Nesses 244 anos de festejos dedicados ao Bom Jesus, continuamos a assistir as mais diversas demonstrações de fé das pessoas que vem a Congonhas, em especial, na Sala dos Milagres, onde encontramos os testemunhos dos romeiros, sejam em tábuas votivas, gravuras, pinturas, fotos, cartas, bilhetes, peças de cera, etc.
Congonhas se tornou a "meca espiritual do povo mineiro"[1], atraindo multidões aos "pés do Bom Jesus". E onde tem aglomerações, tem também espaço para o comércio, diversões e até para os espertalhões.
O principal objetivo dos festejos do Jubileu são as práticas religiosas realizadas pela Igreja e absorvida pelos peregrinos.

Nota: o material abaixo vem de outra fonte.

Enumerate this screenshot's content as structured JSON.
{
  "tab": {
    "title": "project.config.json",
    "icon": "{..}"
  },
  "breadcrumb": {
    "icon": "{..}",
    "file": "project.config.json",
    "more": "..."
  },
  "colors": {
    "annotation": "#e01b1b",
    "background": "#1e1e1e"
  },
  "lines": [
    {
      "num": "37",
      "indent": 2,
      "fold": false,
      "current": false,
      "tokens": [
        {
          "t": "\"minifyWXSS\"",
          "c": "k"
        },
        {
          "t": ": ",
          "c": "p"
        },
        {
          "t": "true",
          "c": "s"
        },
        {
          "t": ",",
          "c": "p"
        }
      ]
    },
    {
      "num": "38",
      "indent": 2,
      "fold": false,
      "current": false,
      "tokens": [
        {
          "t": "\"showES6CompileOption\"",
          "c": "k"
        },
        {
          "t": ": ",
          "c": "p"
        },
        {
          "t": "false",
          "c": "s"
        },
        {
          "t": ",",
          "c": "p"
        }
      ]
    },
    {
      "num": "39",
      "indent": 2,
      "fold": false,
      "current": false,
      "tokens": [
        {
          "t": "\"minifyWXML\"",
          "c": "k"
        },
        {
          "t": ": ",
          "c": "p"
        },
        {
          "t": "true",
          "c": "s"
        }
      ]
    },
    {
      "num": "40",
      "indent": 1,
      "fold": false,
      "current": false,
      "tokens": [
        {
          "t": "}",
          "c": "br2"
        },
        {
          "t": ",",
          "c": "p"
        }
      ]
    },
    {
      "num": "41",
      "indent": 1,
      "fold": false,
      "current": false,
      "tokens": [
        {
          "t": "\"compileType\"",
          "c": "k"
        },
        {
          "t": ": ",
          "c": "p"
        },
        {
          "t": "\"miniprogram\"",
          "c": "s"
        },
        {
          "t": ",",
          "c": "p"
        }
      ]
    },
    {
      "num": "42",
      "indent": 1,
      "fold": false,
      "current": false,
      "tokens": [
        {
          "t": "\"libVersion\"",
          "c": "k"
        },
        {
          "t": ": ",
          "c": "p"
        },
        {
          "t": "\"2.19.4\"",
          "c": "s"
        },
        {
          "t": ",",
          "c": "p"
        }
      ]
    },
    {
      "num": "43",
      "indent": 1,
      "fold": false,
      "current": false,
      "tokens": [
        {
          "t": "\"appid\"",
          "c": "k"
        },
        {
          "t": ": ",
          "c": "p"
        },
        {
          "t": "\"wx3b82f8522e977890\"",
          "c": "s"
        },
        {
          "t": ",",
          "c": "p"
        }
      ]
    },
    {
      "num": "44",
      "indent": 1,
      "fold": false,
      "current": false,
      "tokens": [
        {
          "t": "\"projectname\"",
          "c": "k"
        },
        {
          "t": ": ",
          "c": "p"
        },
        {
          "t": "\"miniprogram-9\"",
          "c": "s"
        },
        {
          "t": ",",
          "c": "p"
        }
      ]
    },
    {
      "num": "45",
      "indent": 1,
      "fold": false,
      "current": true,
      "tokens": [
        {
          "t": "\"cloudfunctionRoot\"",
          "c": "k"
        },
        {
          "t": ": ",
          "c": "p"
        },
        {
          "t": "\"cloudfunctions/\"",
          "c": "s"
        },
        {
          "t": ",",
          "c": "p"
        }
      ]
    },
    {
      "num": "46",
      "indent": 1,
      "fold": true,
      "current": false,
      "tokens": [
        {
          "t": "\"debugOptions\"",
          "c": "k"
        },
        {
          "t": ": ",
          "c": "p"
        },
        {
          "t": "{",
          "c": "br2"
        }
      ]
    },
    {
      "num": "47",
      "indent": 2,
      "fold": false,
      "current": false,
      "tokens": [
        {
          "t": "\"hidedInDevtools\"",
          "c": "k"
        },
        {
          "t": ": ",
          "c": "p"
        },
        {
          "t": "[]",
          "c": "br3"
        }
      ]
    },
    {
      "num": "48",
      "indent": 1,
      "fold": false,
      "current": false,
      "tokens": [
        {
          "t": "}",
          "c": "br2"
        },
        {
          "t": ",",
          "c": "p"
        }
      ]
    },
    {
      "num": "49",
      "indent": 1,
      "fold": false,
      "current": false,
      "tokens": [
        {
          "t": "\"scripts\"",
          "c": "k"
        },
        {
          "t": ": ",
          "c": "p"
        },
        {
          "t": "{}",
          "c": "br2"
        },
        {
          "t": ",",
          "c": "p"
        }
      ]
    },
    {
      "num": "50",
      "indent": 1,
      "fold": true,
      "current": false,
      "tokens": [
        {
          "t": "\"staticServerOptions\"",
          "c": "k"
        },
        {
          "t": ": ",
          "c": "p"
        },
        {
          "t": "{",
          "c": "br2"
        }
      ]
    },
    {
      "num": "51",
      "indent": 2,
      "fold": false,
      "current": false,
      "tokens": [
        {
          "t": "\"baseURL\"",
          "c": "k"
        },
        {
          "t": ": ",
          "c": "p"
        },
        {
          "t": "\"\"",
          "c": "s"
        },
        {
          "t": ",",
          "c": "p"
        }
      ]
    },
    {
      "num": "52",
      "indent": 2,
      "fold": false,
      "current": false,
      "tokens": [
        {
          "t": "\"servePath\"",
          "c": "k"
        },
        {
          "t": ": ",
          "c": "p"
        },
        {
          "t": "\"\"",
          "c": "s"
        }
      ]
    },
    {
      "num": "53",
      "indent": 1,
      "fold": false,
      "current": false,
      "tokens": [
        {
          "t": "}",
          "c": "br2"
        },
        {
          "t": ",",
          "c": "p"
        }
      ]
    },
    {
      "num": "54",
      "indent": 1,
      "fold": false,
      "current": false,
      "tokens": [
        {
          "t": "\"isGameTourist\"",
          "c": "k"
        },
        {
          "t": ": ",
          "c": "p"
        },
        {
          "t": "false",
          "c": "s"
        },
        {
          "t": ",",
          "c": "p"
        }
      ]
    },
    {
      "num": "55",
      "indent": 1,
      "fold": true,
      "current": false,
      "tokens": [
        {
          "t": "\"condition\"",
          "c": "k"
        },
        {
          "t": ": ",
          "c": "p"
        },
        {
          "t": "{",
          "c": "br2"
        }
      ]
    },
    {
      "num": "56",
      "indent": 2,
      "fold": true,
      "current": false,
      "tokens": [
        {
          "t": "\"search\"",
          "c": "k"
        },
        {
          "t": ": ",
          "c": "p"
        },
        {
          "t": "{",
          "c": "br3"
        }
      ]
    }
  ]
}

Mas, o lado profano também permeava o Jubileu e tinha lugar especial. Acontecia do outro lado da ponte sobre o rio Maranhão, com a realização de bailes, jogos e certas atrações mundanas. Vinham de longe diversos artistas e os mais famosos circos. Apareciam museus de cera ambulantes e exposição de bichos exóticos. O Jubileu era uma grande festa. E dessas atrações, hoje vemos somente os parques de diversões.
Desde meados do século XIX, e durante os mais de 100 anos seguintes, uma das mais antigas tradições para divertir o peregrino em Congonhas foram as apresentações circenses.
Os circos aqui chegavam e se instalavam nas regiões mais planas da cidade, como próximo da atual praça Dr. Mário Rodrigues Pereira ou na região da "praia", onde se localizam, respectivamente, a UPA-24h e o estádio Pedro Arges.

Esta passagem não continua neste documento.